As of right now, a hearing to determine the eligibility of CHHS senior standout Maori Davenport is still scheduled to be held at the Pike County Courthouse Friday.

That may be about to change very soon.

Last week, the Alabama High School Athletic Association filed a motion to have the case moved to Montgomery County based on a consent form signed by Maori and her parents, or to have the case completely dismissed.

Today, the Davenports filed an amendment to the initial complaint and a request to delay the hearing.

Carl Cole, attorney for the Davenports, said the motions were filed for several reasons, including the opposition of the change of venue and dismissal of the case.

“They’re basing their change of venue request on a player participation form that we don’t think is binding upon Maori,” Cole said. “They’re asking court to dismiss the case entirely, basically saying the court doesn’t have jurisdiction at all because they’re a voluntary and private organization; everybody should stay out of their business. We believe they’re more akin to being a state agency than anything else if that’s the case, we’re entitled to have judicial review of their decisions. It’s going to take a while to figure those things out.”

According to the motion, the Davenports had to sign a player participation agreement that binds them to having claims heard only in Montgomery County.

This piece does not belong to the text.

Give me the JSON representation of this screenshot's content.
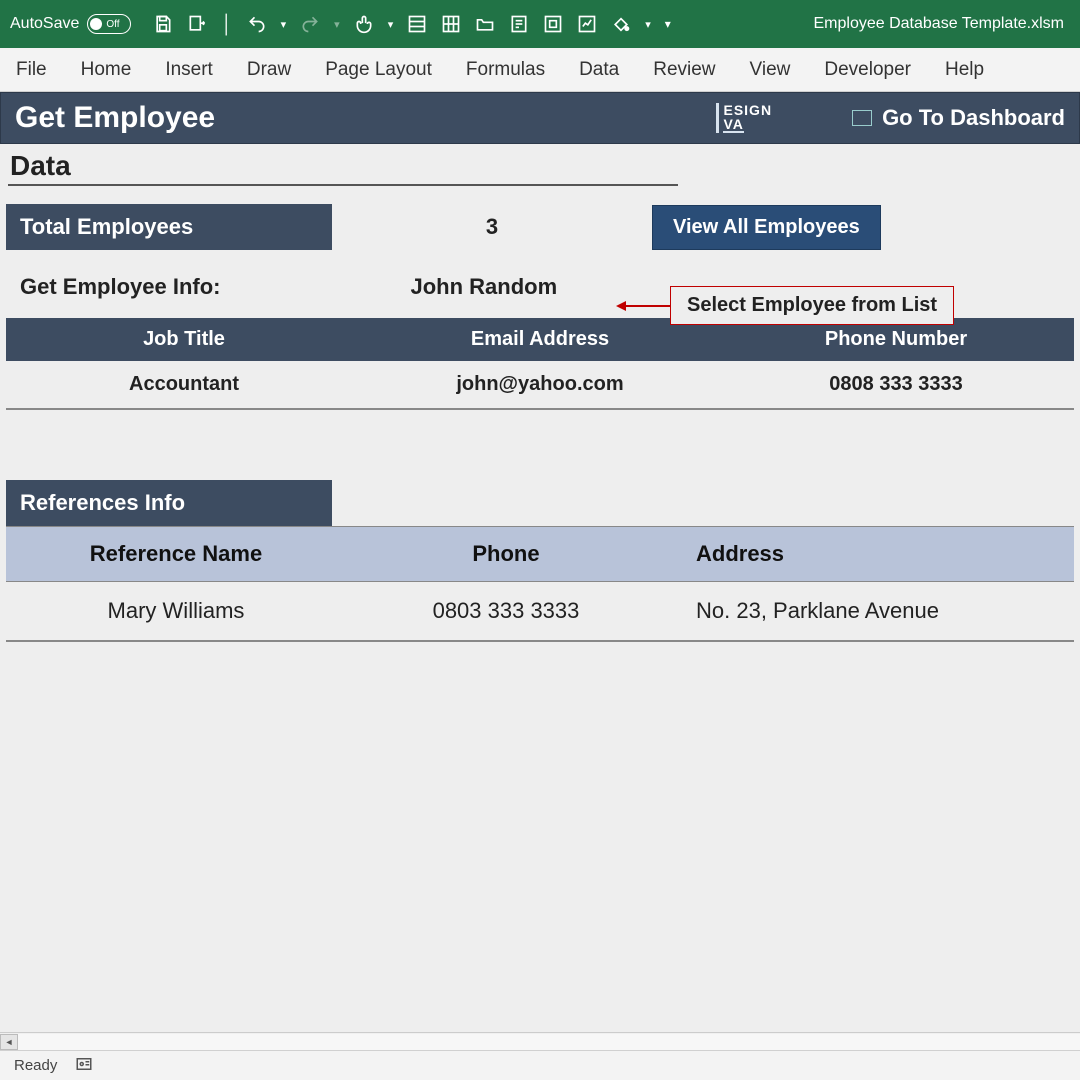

“The plaintiff intends to challenge the AHSAA participation form and arguments related to venue premised on that form due to the form being a contract of adhesion that is compulsory for any athlete to be allowed to play sports, therefore, depriving the plaintiff of any bargaining power or consideration typically necessary for a binding contract,” the motion reads.

The amended complaint argues that the AHSAA is not a private and voluntary organization, but a “state actor.”

“The AHSAA is a state actor for purposes of the Due Process and Equal Protection clauses of the Alabama Constitution,” the motion reads. “The plaintiff is affirmatively challenging any precedent that the defendants are entitled to heightened judicial deference or judicial restraint.

“Such precedent is based on a misapprehension that the AHSAA is a voluntary organization. In truth, the AHSAAA in its current embodiment and through its current conduct is not a voluntary organization. Even though the AHSAA was founded in 1921 as a private association, it has evolved into a state actor. The AHSAA regulates athletics for 780 high schools, middle schools and over 150,000 student-athletes, all the while using state dollars and state facilities. Schools effectively have no choice but to join the AHSAA to be allowed to take part in athletics.

‘The AHSAA engages in state action when it enforces its rules against member schools and student-athletes. The association’s regulatory activity should be treated as state action owing to the pervasive entwinement of state school officials in the structure of the association.

“ … plaintiff contends that that the AHSAA, based on the facts surrounding its existence today, should not be afforded any judicial deference at all.”

The plaintiff’s request to extend the temporary restraining order and continue the hearing for a later date has not yet been ruled on. No specific date has been requested for a new hearing. Instead, the plaintiffs have asked to have a scheduling conference to come up with a new set of dates.

“The most important thing in all this is that the AHSAA has made it clear they’re going to fight this and we have to build a record for the (Alabama) Supreme Court to take on appeal as a practical matter,” Cole said. “The one day set aside for this is not going to suffice. We need to get some guidance on how we’re going to streamline this thing.”